The sixth step is to compile samples in Hierarchical Data Format:
╔════════════════════════════════════════════════════════════════════╗
║ 6. Compiling samples ║
╚════════════════════════════════════════════════════════════════════╝
Arguments provided:
input_path: /home/pekora/example/output/4_neb_filtered/reactions.json
output_path: /home/pekora/example/output/xtb.h5
fmax_threshold: 0.1
Compiling reactions: 100%|███████████████████████| 40/40 [00:03<00:00]
Compiling finished!
And there will be a newly generated file in your output path, the xtb.h5
file.
2. Refining Energy and Force Labels
Structure sampling is now finished.

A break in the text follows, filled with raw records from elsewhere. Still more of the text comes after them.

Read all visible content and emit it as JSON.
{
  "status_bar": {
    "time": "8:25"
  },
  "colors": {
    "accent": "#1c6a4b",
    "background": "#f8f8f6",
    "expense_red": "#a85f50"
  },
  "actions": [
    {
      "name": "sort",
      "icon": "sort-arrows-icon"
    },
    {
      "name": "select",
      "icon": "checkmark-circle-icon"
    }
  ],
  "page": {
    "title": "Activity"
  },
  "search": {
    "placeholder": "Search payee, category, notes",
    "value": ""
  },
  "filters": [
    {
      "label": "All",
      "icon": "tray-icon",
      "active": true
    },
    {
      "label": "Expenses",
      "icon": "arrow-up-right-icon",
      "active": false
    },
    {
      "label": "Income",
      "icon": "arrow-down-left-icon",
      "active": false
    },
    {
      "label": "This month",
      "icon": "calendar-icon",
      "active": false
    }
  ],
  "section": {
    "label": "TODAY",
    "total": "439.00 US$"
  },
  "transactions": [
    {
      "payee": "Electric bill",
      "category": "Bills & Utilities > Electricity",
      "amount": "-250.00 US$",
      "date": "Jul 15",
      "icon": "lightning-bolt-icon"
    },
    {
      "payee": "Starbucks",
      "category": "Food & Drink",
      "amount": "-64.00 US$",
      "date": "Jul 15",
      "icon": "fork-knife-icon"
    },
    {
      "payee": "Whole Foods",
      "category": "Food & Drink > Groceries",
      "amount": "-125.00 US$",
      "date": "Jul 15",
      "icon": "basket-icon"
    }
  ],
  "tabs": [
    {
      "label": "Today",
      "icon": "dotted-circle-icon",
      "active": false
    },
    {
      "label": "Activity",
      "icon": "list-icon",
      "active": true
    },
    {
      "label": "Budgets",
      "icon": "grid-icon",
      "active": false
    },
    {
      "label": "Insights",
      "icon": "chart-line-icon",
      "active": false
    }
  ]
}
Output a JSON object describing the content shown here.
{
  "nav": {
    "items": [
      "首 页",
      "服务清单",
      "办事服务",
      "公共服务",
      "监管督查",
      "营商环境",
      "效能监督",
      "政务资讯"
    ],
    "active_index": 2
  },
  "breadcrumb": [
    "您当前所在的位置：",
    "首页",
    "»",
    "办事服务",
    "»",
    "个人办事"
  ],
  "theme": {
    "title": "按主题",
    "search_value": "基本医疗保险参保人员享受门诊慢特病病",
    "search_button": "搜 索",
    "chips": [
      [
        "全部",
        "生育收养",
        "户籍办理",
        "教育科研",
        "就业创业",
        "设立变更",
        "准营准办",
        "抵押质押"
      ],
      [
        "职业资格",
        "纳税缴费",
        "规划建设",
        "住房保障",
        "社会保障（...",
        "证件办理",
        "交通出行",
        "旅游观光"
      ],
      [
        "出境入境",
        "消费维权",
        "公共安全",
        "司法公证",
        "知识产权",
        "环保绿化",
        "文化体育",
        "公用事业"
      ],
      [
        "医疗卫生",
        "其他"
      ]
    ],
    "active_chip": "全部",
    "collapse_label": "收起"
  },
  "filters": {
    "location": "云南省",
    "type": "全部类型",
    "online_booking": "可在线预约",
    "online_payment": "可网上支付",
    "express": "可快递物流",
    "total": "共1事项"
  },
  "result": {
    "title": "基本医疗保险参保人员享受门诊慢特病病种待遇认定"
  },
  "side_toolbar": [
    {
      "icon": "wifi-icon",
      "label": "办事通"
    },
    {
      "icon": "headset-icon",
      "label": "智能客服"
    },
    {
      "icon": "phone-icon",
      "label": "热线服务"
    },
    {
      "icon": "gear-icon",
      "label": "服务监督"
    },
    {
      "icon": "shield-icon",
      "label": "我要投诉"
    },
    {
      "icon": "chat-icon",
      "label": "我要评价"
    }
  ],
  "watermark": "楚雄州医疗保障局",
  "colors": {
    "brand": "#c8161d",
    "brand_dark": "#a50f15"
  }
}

The next step is to refine the energy and force labels at the DFT level.
$ dand refine [-h] -i INPUT_PATH -n MAX_WORKERS --orca ORCA
Parameter | Description |
---|---|
-h , --help | Displays the help message and exits the program. |
-i , --input_path | Specifies the path of working directory containing xtb.h5 . |
-n , --max_workers | Specifies the number of worker processes for parallel execution. |
--orca | Specifies the path of the orca executable file |
The ORCA path must point to the executable file.
If you enter like this:
$ dand refine -i /home/pekora/example/outputs -n 15 --orca /home/pekora/package/orca/orca_5_0_4/orca
The refinement process includes two steps:
In this phase, we use DFT calculations with Orca 5.0.4. The default setting uses wB97X functional and 6-31(d) basis set, but these settings can be adjusted as needed.
╔════════════════════════════════════════════════════════════════════╗
║ 7. Refining forces ║
╚════════════════════════════════════════════════════════════════════╝
Arguments provided:
input_path: /home/pekora/example/output/xtb.h5
output_path: /home/pekora/example/output/wb97x.db
max_workers: 15
orca: /home/pekora/package/orca/orca_5_0_4/orca
Restarting calculation from /home/pekora/example/output/wb97x.db
640 points are skipped.
Formulas: 100%|██████████████████████| 2/2 [85:50:01<00:00, ? hour/it]
wB97X calculation finished!
You can check your compiled database wb97x.db using ASE:
$ ase db wb97x.db
id|age|user |formula |calculator| energy|natoms| fmax|pbc|charge| mass
1| 5d|pekora|C4ClH4NO|orca |-20266.198| 11|5.874|FFF| 0.000|117.532
2| 5d|pekora|C4ClH4NO|orca |-20269.074| 11|0.470|FFF| 0.000|117.532
3| 5d|pekora|C4ClH4NO|orca |-20268.333| 11|5.994|FFF| 0.000|117.532
4| 5d|pekora|C4ClH4NO|orca |-20268.047| 11|1.195|FFF| 0.000|117.532
...
Rows: 53842 (showing first 20)
Finally, it compiles our wb97x.db sample in Hierarchical Data Format :
╔════════════════════════════════════════════════════════════════════╗
║ 8. Compiling final samples ║
╚════════════════════════════════════════════════════════════════════╝
Arguments provided:
input_path: /home/pekora/example/output/wb97x.db
output_path: /home/pekora/example/output/wb97x.h5
Compiled successfully!
Checking Results
ase db file
You can check how to access the ase db file in the ase manual.
Launch visualization interface:
ase db wb97x.db -w
h5 file
You can check how to access the h5 file in the hdfgroup webpage
The data structure of h5 files can be easily visualized using VS Code with H5Web extension.